En suma, podría reescribirse la historia de nuestro pasado, acomodándolo a las conveniencias de turno. Por supuesto, eso es algo que se ha hecho desde la noche de los tiempos y siempre ha triunfado el relato de los vencedores. Pero ahora la diferencia no sería baladí, peque no quedarían archivos ni registros que se consideran confiables para revisar una u otra versión. La madeja no podría desenredarse por carecer de materiales para remontar los torrentes informáticos hasta sus orígenes. Ya vemos cómo se salen con la suya las calumnias más peregrinas a fuerza de repetirse hasta el aburrimiento. Eso sucedería en líneas generales con todo cuanto podamos imaginar.

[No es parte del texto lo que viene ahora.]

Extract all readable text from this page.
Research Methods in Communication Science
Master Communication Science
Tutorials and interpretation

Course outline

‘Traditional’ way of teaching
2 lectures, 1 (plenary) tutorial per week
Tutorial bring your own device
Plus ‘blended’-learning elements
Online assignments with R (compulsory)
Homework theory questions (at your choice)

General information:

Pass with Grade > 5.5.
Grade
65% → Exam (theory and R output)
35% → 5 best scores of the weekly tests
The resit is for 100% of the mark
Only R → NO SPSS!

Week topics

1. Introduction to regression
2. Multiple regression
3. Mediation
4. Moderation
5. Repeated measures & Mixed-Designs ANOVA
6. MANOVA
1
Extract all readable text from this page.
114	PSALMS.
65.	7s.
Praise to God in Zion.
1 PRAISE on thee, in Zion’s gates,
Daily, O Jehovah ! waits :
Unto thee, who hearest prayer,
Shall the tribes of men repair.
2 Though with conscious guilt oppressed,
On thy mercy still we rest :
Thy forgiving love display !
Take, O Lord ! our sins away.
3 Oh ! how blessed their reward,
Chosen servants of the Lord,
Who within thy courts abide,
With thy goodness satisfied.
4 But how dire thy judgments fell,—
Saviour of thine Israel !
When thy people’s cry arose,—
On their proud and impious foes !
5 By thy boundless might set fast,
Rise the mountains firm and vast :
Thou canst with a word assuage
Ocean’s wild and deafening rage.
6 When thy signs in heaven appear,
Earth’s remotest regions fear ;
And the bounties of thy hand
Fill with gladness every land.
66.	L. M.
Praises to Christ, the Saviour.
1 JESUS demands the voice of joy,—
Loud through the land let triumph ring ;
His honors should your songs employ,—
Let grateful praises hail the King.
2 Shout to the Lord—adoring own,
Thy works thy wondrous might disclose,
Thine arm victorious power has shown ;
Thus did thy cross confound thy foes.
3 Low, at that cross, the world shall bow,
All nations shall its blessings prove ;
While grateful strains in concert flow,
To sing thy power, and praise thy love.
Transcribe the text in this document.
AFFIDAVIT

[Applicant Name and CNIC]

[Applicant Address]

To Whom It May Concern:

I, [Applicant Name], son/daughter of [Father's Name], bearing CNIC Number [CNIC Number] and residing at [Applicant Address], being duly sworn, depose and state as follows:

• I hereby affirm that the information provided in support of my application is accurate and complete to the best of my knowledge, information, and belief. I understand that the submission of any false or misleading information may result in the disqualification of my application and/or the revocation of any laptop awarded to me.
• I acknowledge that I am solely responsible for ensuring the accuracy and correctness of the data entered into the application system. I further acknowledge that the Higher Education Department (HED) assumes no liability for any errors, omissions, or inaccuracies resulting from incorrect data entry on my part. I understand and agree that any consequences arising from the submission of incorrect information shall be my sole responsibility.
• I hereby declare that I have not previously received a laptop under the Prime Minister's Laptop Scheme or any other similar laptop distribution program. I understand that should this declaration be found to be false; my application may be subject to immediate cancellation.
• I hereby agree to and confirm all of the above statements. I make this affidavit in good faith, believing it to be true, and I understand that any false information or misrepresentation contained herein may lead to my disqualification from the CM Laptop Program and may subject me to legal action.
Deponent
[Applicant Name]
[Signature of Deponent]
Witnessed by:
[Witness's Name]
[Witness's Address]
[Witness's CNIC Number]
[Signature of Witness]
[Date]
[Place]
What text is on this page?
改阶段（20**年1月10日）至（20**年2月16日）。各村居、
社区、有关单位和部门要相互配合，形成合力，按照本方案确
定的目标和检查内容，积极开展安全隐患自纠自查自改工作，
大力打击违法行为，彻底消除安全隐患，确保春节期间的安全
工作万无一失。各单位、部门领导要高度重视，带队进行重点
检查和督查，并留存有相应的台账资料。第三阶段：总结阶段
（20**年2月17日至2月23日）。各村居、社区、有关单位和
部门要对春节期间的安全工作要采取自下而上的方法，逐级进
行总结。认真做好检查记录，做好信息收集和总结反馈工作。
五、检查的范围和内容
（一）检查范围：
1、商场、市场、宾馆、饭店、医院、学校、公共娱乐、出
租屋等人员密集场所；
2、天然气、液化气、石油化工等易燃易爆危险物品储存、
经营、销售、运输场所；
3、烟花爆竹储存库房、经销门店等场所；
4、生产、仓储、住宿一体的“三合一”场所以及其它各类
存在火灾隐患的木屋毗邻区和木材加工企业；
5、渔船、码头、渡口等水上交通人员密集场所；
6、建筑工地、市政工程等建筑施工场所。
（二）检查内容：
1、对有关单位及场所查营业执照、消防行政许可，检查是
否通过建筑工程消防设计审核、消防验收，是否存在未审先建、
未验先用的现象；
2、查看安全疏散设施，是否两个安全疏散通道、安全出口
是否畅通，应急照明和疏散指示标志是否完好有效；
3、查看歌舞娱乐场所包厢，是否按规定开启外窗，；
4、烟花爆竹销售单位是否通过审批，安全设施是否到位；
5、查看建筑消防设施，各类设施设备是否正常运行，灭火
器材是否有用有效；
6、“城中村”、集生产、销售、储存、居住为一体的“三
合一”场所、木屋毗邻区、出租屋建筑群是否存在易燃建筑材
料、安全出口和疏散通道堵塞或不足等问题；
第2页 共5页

El sueño del Gran Hermano de la distopía orweliana se haría realidad. Ya no habría que tomarse la molestia de quemar los libros como en Farenheit 451, ni tampoco habría nadie que los memorizara. Sencillamente no serían creíbles y quedarían suplantados por unas recreaciones cibernéticas que los van desfigurando sin tan siquiera pretenderlo, porque los algoritmos carecen de voluntad aunque acaben teniendo vida propia y marquen derroteros que desborden los diseñados por sus artífices. El programa del futuro se ve alterado por esa tergiversación que significa el abandono de un trato directo con esos registros donde se atesoraban los hechos pasados, esas producciones artísticas, literarias, musicales que configuran la cultura con mayúsculas y nutren lo simbólico, es decir, la esencia misma del ser humano, para decirlo con Cassirer.
Las humanidades podrían verse arrasadas por los corolarios de un abuso tecnológico sin precedentes que puede arruinar definitivamente nuestro destino. Habría que detenerse un momento para fijar el rumbo de nuestra navegación colectiva, en lugar de seguir viajando hacia ninguna parte, solo para que la maquinaria siga en movimiento y ciertos negocios hagan su agosto. Antes de seguir fabricando drones y potenciar una portentosa IA, deberíamos preguntarnos qué nos interesa hacer con todo ello. Cualquier cosa puede tener un buen uso, si se previenen y atajan los posibles abusos. Cuidemos nuestro patrimonio cultural, revisemos nuestras prioridades e intentemos vivir más contentos con lo que somos, al margen de lo que tengamos.